Chief Justice of the Lahore High Court
- In office 4 November 1997 – 2000

Justice of the Supreme Court of Pakistan
- In office 2000 – July 2001

Personal details
- Born: 1 September 1941
- Died: 29 November 2014 (aged 73)
- Profession: Jurist

= Rashid Aziz Khan =

Pakistani jurist

Rashid Aziz Khan (1 September 1941 – 29 November 2014) was a Pakistani jurist who served as chief justice of the Lahore High Court and later as a judge of the Supreme Court of Pakistan.

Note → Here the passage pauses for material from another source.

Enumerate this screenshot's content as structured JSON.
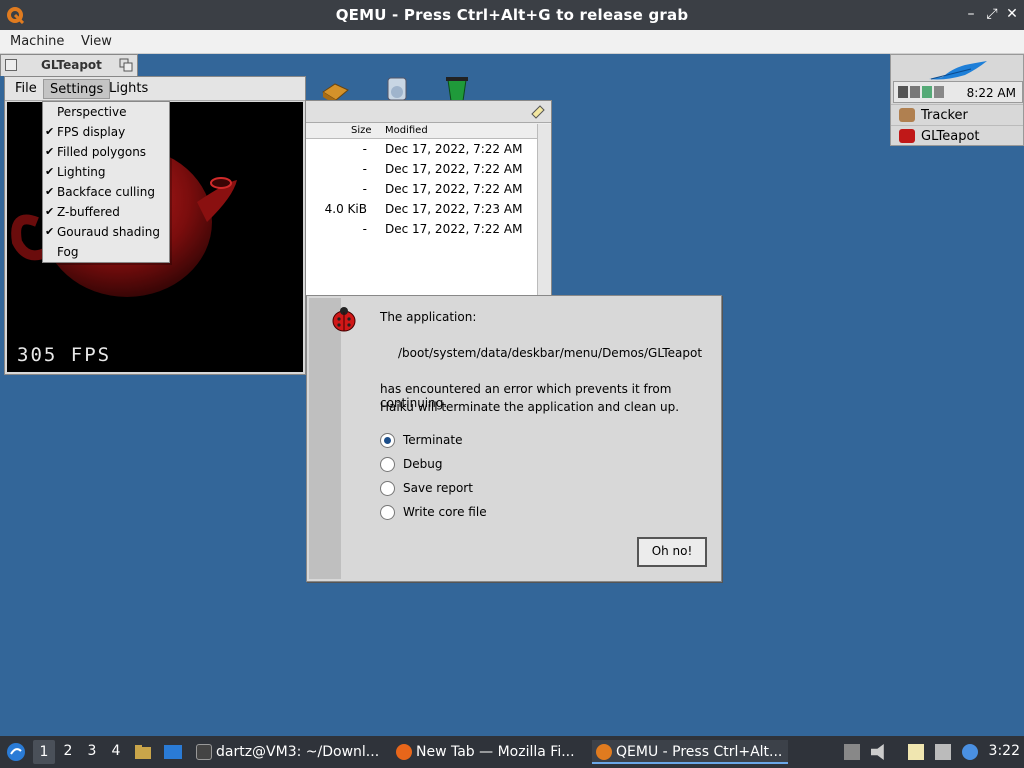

Before his elevation to the bench, he served as assistant advocate-general, additional advocate-general, and advocate-general of Punjab.

==Career==
Khan started legal practice in 1964 and served as a lecturer at Himayat-e-Islam Law College, Lahore, from 1969 to 1976. In 1976, he was appointed assistant advocate-general of Punjab. He became additional advocate-general in 1979 and was promoted as advocate-general of Punjab in March 1984.

Khan was elevated to the Lahore High Court in March 1987. He became chief justice of the Lahore High Court on 4 November 1997. During his tenure, he inaugurated the Lahore High Court's official website in November 1997. He later served as a judge of the Supreme Court of Pakistan until July 2001.

In 1996, Khan served as a member of the Election Commission of Pakistan. After his judicial career, he also served as chairman of the National Industrial Relations Commission.